ME Graduate Seminar Series: Nanoconfinement as a Strategy to Control Crystallization: Applications in Solar Energy Harvesting by Stephanie S. Lee

Wednesday, October 11, 2017
10:00 am to 11:00 am
Floor/Room #: 
HL218

Nanoconfinement as a Strategy to Control Crystallization:

Applications in Solar Energy Harvesting

 

Stephanie S. Lee

Department of Chemical Engineering and Materials Science

Stevens Institute of Technology, Hoboken, NJ

 

10:00-10:50 am, Wednesday Oct. 11th, HL 218

 

Abstract:

Solution-phase crystallization of molecules is a critical process across a broad range of industries, from pharmaceutical manufacturing to food processing. Because crystallization outcomes, including crystal morphology, orientation and structure, can significantly impact overall material properties, the ability to control this process is critical.
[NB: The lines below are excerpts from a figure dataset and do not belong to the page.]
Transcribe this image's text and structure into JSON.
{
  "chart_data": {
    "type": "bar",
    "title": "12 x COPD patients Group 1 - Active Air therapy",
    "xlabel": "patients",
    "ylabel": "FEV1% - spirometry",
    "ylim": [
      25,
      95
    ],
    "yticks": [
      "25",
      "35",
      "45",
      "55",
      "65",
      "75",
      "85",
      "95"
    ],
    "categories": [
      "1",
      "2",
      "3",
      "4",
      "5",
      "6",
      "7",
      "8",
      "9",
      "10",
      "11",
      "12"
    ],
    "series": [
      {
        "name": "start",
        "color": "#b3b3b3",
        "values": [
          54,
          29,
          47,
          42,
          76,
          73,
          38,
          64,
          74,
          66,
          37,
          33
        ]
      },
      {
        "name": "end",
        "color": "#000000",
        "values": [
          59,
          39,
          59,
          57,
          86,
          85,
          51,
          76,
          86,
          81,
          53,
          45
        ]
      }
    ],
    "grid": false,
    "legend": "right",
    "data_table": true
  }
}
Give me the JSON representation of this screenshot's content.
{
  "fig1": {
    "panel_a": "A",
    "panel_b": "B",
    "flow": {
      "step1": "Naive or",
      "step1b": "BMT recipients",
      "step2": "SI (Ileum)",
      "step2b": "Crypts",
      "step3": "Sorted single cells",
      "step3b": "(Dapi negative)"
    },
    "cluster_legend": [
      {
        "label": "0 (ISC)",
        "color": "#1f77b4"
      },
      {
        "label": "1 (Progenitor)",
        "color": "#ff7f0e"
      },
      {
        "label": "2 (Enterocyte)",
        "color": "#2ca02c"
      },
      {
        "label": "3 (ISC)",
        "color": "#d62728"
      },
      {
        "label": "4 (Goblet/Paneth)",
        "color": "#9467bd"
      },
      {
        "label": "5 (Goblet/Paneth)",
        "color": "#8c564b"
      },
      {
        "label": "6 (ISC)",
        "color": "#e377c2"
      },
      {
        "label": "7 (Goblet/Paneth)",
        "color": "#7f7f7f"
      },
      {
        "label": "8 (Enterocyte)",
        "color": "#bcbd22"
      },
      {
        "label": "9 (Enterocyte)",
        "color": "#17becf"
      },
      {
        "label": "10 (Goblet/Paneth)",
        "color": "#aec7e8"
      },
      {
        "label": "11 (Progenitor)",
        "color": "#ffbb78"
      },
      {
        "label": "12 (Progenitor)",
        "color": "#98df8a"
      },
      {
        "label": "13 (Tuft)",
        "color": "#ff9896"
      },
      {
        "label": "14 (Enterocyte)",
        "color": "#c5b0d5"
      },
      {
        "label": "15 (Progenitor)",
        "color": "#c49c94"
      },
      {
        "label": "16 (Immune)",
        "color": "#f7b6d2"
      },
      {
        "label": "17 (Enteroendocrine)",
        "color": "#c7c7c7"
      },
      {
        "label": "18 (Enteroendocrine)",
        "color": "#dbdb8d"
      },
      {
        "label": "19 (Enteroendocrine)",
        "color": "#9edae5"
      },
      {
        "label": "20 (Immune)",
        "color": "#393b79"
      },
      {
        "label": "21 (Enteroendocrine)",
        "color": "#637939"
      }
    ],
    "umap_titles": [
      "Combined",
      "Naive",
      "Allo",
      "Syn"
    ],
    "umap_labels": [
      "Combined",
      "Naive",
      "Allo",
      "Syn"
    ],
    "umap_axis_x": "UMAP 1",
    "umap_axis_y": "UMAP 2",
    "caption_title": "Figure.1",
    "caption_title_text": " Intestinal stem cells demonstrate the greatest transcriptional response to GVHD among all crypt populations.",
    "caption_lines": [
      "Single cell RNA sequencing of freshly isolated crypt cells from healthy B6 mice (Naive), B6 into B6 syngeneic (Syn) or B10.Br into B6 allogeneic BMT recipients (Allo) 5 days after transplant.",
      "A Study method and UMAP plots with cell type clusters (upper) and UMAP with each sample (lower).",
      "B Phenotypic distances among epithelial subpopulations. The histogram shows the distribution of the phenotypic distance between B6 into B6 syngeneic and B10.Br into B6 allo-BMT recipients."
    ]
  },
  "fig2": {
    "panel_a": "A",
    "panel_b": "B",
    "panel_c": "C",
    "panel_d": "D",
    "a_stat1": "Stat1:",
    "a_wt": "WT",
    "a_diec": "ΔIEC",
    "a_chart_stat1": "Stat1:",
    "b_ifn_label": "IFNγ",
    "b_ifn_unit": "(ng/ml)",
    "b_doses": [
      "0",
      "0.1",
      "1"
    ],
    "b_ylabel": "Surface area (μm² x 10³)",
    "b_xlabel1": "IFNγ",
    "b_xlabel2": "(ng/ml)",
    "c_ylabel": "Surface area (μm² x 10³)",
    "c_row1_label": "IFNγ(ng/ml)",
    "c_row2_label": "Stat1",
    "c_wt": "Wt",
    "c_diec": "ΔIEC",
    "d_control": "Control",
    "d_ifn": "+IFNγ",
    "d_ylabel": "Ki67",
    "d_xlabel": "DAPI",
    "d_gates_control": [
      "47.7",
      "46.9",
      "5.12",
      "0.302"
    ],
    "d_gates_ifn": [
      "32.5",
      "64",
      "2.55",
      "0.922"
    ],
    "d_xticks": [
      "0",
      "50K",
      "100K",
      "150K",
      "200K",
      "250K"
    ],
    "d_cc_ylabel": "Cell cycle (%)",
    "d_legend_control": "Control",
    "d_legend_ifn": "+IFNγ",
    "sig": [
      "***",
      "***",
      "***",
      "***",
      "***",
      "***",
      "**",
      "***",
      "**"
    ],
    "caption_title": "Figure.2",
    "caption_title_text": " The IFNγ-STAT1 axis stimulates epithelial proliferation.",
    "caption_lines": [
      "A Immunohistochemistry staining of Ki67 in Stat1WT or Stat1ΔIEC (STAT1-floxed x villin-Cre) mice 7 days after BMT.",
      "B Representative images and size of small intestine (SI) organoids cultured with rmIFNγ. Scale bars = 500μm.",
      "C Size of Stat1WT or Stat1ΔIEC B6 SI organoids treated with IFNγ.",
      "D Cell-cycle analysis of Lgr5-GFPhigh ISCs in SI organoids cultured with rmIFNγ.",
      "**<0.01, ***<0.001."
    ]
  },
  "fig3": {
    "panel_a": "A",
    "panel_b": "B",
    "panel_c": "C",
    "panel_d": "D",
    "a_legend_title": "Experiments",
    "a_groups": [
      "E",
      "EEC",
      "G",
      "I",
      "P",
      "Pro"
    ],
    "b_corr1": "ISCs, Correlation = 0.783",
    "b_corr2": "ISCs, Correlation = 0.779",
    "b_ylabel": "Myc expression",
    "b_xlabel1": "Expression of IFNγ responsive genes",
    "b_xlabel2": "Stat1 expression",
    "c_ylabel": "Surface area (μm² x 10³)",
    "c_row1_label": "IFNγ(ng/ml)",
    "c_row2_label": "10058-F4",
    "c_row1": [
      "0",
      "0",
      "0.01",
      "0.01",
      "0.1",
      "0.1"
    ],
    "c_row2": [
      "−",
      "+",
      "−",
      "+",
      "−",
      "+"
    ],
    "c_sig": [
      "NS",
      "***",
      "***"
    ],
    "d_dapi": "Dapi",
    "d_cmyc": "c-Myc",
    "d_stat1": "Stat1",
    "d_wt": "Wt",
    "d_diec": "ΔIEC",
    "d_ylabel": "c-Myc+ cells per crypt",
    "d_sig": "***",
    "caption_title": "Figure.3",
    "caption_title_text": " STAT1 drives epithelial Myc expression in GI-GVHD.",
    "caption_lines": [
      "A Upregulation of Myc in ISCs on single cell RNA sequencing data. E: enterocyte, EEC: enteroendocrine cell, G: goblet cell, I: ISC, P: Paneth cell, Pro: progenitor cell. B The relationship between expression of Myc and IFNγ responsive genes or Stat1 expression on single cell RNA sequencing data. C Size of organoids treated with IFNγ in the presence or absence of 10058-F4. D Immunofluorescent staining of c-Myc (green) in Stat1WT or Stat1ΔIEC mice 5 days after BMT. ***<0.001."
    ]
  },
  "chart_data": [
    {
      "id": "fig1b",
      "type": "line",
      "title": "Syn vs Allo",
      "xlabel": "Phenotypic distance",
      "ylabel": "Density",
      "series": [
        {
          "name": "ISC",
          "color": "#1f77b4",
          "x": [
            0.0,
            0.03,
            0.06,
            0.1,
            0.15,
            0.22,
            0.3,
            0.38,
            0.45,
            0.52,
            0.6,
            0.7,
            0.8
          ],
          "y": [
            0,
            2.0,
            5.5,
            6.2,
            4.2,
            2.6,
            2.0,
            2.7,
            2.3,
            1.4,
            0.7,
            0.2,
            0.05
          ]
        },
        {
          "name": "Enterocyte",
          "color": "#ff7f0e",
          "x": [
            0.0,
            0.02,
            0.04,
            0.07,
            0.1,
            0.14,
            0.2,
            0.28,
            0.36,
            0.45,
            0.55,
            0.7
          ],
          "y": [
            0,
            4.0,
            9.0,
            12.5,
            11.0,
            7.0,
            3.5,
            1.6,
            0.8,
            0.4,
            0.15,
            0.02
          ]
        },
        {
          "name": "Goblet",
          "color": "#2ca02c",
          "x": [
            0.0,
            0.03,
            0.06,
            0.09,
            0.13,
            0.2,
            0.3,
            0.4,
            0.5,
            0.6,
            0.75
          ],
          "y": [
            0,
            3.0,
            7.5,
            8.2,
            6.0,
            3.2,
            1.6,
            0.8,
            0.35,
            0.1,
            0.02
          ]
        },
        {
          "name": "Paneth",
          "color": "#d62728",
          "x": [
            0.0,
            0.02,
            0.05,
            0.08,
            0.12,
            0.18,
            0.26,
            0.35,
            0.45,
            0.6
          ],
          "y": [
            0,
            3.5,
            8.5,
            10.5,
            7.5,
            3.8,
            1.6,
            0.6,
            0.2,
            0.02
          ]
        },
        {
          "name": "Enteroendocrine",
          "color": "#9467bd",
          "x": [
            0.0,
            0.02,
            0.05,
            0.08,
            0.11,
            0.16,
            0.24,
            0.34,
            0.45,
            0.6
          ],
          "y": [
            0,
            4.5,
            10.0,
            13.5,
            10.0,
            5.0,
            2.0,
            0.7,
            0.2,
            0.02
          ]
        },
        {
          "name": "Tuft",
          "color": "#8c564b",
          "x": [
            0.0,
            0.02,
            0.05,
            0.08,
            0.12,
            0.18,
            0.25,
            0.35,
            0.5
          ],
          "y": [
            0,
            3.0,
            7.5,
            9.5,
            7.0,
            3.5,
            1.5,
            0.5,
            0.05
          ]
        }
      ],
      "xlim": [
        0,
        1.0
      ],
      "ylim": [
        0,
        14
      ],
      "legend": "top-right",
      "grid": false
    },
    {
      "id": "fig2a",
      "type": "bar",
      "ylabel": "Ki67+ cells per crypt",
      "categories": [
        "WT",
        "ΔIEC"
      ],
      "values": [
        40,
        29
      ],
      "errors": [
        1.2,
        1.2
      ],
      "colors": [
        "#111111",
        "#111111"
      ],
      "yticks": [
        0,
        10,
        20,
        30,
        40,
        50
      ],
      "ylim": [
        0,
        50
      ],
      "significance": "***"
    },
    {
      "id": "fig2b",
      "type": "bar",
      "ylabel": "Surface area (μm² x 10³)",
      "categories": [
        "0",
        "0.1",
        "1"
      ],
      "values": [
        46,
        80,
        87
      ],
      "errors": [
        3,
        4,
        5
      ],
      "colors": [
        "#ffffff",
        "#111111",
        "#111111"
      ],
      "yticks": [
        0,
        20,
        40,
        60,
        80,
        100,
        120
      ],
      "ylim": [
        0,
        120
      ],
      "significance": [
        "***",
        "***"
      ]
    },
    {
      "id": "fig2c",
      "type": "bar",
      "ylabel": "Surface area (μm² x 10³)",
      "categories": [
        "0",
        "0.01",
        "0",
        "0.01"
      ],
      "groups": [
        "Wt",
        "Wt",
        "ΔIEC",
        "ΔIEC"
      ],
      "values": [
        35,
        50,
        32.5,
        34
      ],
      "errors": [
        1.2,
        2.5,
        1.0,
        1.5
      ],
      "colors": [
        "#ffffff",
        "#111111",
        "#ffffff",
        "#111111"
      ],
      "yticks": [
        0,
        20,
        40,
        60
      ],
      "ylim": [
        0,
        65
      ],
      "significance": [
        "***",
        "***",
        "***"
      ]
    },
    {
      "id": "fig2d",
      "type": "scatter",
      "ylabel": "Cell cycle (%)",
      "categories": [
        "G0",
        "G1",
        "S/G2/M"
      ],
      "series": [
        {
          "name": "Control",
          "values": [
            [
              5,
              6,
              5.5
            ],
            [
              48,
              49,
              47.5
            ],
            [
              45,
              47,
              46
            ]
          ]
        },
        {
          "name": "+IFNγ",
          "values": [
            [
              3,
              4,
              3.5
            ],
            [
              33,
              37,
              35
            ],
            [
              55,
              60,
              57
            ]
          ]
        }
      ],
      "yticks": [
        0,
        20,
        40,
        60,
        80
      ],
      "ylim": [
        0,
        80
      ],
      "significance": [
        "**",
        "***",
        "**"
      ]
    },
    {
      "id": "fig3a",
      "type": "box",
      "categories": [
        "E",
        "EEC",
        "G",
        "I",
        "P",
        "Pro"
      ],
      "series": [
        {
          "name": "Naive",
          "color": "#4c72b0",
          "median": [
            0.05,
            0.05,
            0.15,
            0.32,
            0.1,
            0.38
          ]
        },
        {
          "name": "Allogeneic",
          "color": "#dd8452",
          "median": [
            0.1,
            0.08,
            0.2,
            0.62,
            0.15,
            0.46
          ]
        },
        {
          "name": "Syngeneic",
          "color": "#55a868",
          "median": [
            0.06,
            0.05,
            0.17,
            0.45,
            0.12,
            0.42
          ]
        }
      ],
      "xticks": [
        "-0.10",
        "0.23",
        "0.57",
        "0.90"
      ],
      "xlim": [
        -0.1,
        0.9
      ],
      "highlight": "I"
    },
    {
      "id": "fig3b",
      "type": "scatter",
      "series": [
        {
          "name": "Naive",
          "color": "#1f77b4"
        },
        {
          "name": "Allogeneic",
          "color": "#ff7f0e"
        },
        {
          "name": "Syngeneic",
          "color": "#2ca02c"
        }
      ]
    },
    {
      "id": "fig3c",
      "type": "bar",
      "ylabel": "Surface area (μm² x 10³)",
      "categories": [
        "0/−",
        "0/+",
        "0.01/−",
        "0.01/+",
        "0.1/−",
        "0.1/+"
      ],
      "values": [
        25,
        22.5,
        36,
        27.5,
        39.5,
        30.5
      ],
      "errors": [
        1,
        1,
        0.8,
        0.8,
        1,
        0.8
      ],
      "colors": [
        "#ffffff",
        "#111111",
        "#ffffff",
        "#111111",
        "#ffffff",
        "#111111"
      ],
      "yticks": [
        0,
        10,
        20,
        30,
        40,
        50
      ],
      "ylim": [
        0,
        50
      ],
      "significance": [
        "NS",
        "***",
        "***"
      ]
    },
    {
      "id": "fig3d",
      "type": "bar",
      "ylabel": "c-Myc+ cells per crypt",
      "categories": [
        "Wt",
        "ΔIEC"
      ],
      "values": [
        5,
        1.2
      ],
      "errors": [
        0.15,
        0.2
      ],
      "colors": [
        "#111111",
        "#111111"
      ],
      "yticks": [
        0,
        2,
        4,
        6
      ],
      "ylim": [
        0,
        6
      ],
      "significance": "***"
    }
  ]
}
Our laboratory is exploring the use of nanoconfinement to dictate crystallization outcomes in hybrid and organic systems for solar energy harvesting applications. My talk will focus using nanoconfinement as a strategy to control the crystallization of metal-halide perovskites and organic semiconductors for use in solution-processable organic photovoltaics. 

 

Bio:

Professor Stephanie S. Lee received her B.S. in Chemical Engineering from the Massachusetts Institute of Technology in 2007, and her M.A. in Chemical Engineering and Ph.D. in Chemical Engineering and Materials Science from Princeton University in 2009 and 2012, respectively. After completing an Academic Diversity and Postdoctoral Transition Fellowship at NYU, Professor Lee established the Hybrid Electronics Laboratory at Stevens Institute of Technology in Hoboken, NJ in 2014. Her current research projects include the nanoconfined crystallization of metal-halide perovskites to improve their stability in solution-processed solar cells, templating the growth of vertical organic semiconductor wires, and colloidal assembly for photonic crystal applications. Professor Lee received an NSF grant in 2016 to develop continuous processing methods for organic solar cells that afford control over the crystallization and phase separation of semiconducting polymer-small molecule composites.